- Just under a year after the commissioning of the first unit, all units are now connected to the grid and in commercial operation
- GE Renewable Energy Hydro Solutions has provided 6 x 850 MW Francis turbine generator sets and related equipment for the Wudongde project
- The Wudongde Hydropower Project is the seventh largest hydropower station in the world with the largest single unit capacity in operation
In line with the planned schedule, GE Renewable Energy’s last unit of the Wudongde (WDD) hydropower station has now been successfully connected to the grid for power generation and has completed 72 hours of trial operation. Under the contract signed in 2015, GE was responsible for the design, engineering, manufacturing, erection supervision and the commissioning of the 6 x 850 MW Francis turbine generator sets and related equipment for the Wudongde hydropower project. At 850 MW, these are the world's largest units ever used in a hydropower plant. The first unit was connected to the grid last July. A single such unit is said to be capable of powering the equivalent of 1.8 million typical Chinese homes.
The WDD hydropower Station is located in the lower reaches of Jinsha River with a total installed capacity of 10,200 MW. The power plant is an essential part of the West-East Power Transmission project, in which China is developing power resources in the western region and sending electricity to provinces in the East which are in short supply of electricity, including Guangdong, Jiangsu, Shanghai and Beijing. It is estimated that the clean energy produced by the WDD hydropower plant will save about 12.2 million tons of standard coal per year. Likewise, the power plant is expected to reduce emissions of 30.5 million tons of carbon dioxide as well as 104,000 tons of sulfur dioxide.
Wudongde is already the third joint large-scale national energy infrastructure project of the China Three Gorges Corporation (CTG) and GE Renewable Energy on a national level.
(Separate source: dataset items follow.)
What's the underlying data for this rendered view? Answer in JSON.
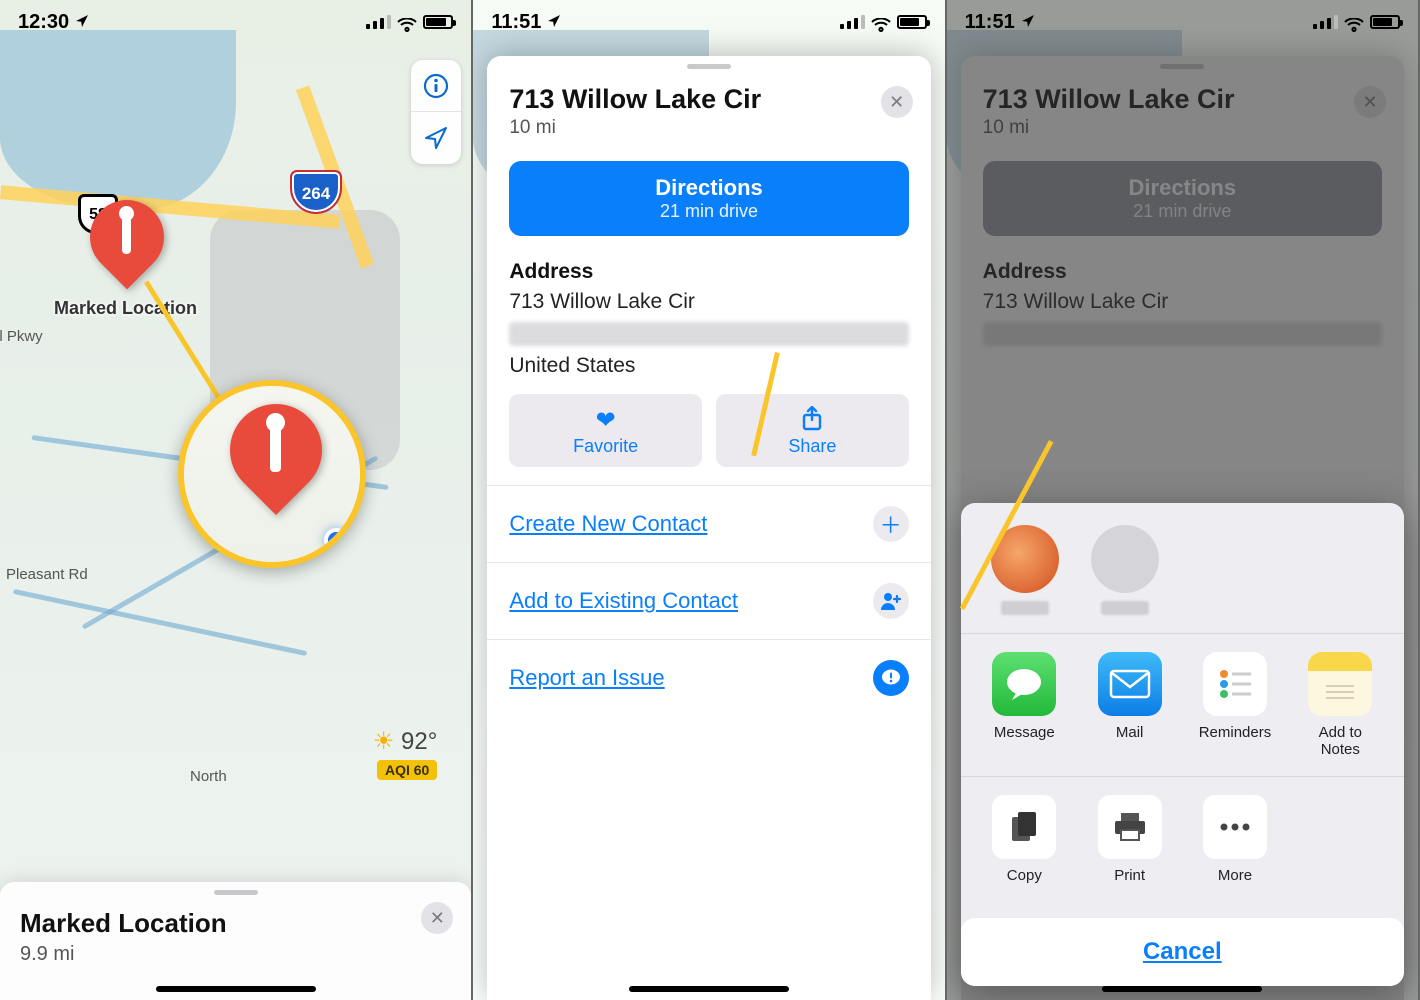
{
  "statusbar": {
    "time_p1": "12:30",
    "time_p23": "11:51"
  },
  "panel1": {
    "marked_location_label": "Marked Location",
    "highway_264": "264",
    "highway_58": "58",
    "road_llpkwy": "ll Pkwy",
    "road_pleasant": "Pleasant Rd",
    "road_north": "North",
    "weather_temp": "92°",
    "weather_aqi": "AQI 60",
    "card_title": "Marked Location",
    "card_distance": "9.9 mi"
  },
  "panel2": {
    "title": "713 Willow Lake Cir",
    "distance": "10 mi",
    "directions_label": "Directions",
    "directions_time": "21 min drive",
    "address_heading": "Address",
    "address_line1": "713 Willow Lake Cir",
    "address_country": "United States",
    "favorite_label": "Favorite",
    "share_label": "Share",
    "create_contact": "Create New Contact",
    "add_existing": "Add to Existing Contact",
    "report_issue": "Report an Issue"
  },
  "panel3": {
    "apps": {
      "message": "Message",
      "mail": "Mail",
      "reminders": "Reminders",
      "notes": "Add to Notes"
    },
    "actions": {
      "copy": "Copy",
      "print": "Print",
      "more": "More"
    },
    "cancel": "Cancel",
    "highlight_label": "Message"
  },
  "mag2": {
    "share": "Share"
  }
}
The Three Gorges Project was connected to the grid as early as 2008, followed by the Xiangjiaba hydropower Plant, which was completed in 2014.
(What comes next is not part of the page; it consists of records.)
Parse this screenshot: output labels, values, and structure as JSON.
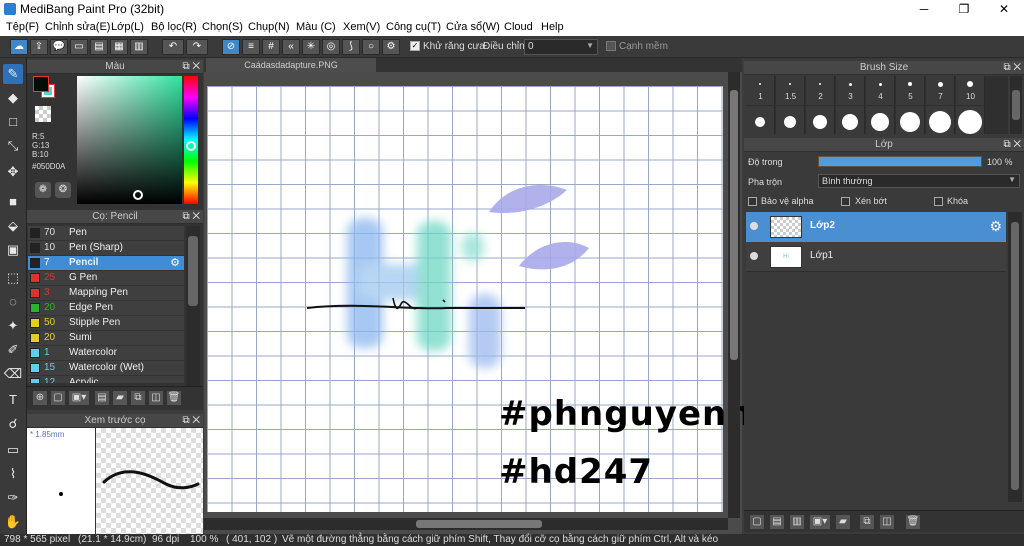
{
  "window": {
    "title": "MediBang Paint Pro (32bit)"
  },
  "menu": [
    "Tệp(F)",
    "Chỉnh sửa(E)",
    "Lớp(L)",
    "Bộ lọc(R)",
    "Chọn(S)",
    "Chụp(N)",
    "Màu (C)",
    "Xem(V)",
    "Công cụ(T)",
    "Cửa sổ(W)",
    "Cloud",
    "Help"
  ],
  "toolbar": {
    "antialias_label": "Khử răng cưa",
    "correction_label": "Điều chỉnh",
    "correction_value": "0",
    "soft_edge_label": "Cạnh mềm"
  },
  "color_panel": {
    "title": "Màu",
    "r": "R:5",
    "g": "G:13",
    "b": "B:10",
    "hex": "#050D0A",
    "main_color": "#050D0A",
    "sub_color": "#59D1D1"
  },
  "brush_panel": {
    "title": "Cọ: Pencil",
    "items": [
      {
        "size": "70",
        "name": "Pen",
        "color": "#222222"
      },
      {
        "size": "10",
        "name": "Pen (Sharp)",
        "color": "#222222"
      },
      {
        "size": "7",
        "name": "Pencil",
        "color": "#222222"
      },
      {
        "size": "25",
        "name": "G Pen",
        "color": "#e03030"
      },
      {
        "size": "3",
        "name": "Mapping Pen",
        "color": "#e03030"
      },
      {
        "size": "20",
        "name": "Edge Pen",
        "color": "#30b030"
      },
      {
        "size": "50",
        "name": "Stipple Pen",
        "color": "#e0d020"
      },
      {
        "size": "20",
        "name": "Sumi",
        "color": "#e0d020"
      },
      {
        "size": "1",
        "name": "Watercolor",
        "color": "#5fd0e8"
      },
      {
        "size": "15",
        "name": "Watercolor (Wet)",
        "color": "#5fd0e8"
      },
      {
        "size": "12",
        "name": "Acrylic",
        "color": "#5fd0e8"
      }
    ]
  },
  "preview_panel": {
    "title": "Xem trước cọ",
    "size": "1.85mm"
  },
  "canvas": {
    "tab_title": "Caádasdadapture.PNG",
    "handwriting_1": "#phnguyenn",
    "handwriting_2": "#hd247"
  },
  "brush_size_panel": {
    "title": "Brush Size",
    "sizes": [
      "1",
      "1.5",
      "2",
      "3",
      "4",
      "5",
      "7",
      "10"
    ]
  },
  "layer_panel": {
    "title": "Lớp",
    "opacity_label": "Độ trong",
    "opacity_value": "100 %",
    "opacity_fraction": 1.0,
    "blend_label": "Pha trộn",
    "blend_value": "Bình thường",
    "protect_alpha": "Bảo vệ alpha",
    "clipping": "Xén bớt",
    "lock": "Khóa",
    "layers": [
      {
        "name": "Lớp2",
        "selected": true
      },
      {
        "name": "Lớp1",
        "selected": false
      }
    ]
  },
  "status": {
    "size": "798 * 565 pixel",
    "cm": "(21.1 * 14.9cm)",
    "dpi": "96 dpi",
    "zoom": "100 %",
    "coords": "( 401, 102 )",
    "hint": "Vẽ một đường thẳng bằng cách giữ phím Shift, Thay đổi cỡ cọ bằng cách giữ phím Ctrl, Alt và kéo"
  }
}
Pascal Radue, CEO of GE Renewable Energy’s Hydro business, said, "Congratulations to CTG and all the parties involved on the successful commissioning of all units of the world’s seventh largest hydropower plant. Seeing these giant units now up and running makes me very proud. In this way, we are consolidating the role of hydropower as the foundation of China's future energy landscape. That our technology is helping China achieve its goals in reducing emissions and conserving energy is further evidence of the successful partnership that CTG and GE Renewable Energy have built over the past 30 years."
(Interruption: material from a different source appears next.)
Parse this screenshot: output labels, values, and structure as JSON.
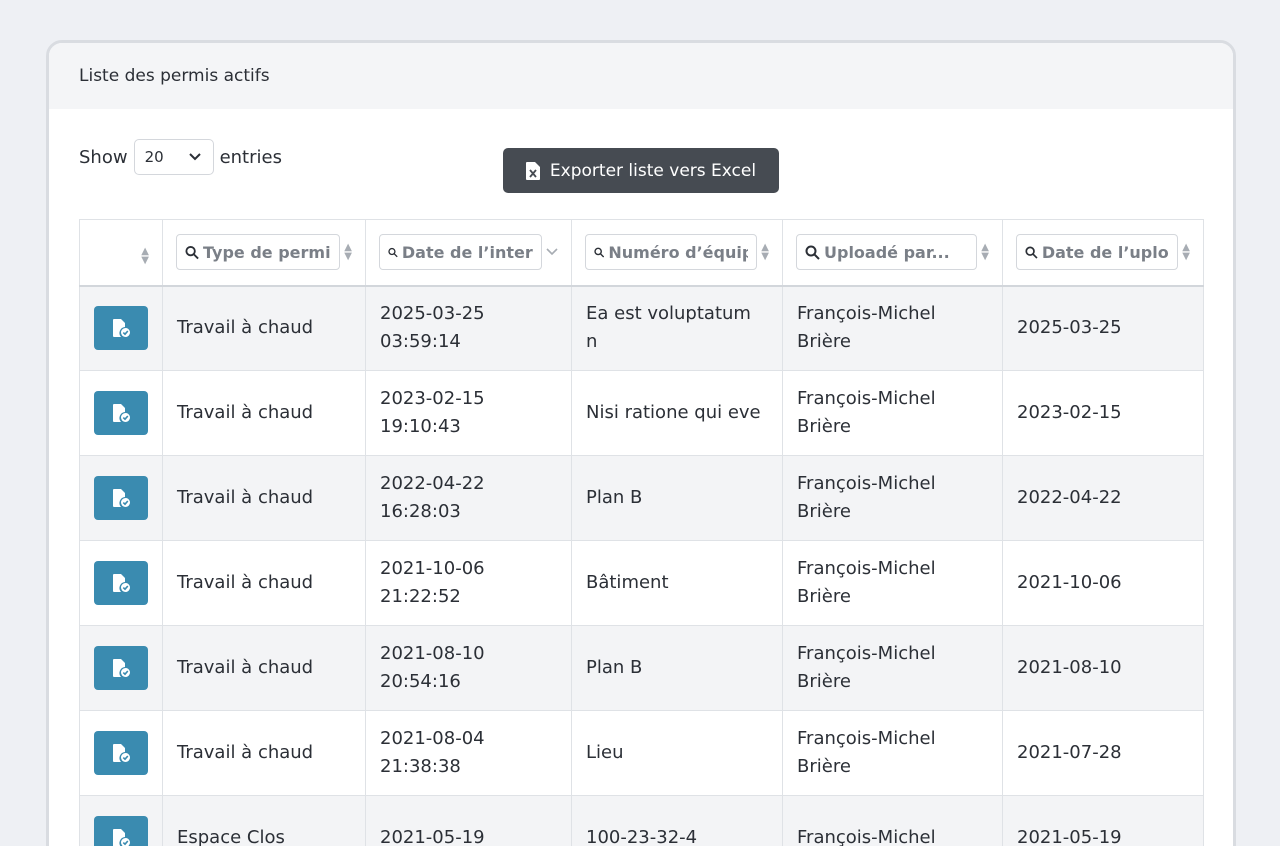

To be able to realize the project, GE Renewable Energy has also upgraded local hydropower capacities in China. Among other things, the company has managed the project from its site in Tianjin, China, where most of the components were also manufactured. The parts were then assembled at a specially built and dedicated on-site facility in Wudongde. This remote workshop helped improve logistical efficiency while maintaining the required quality standards.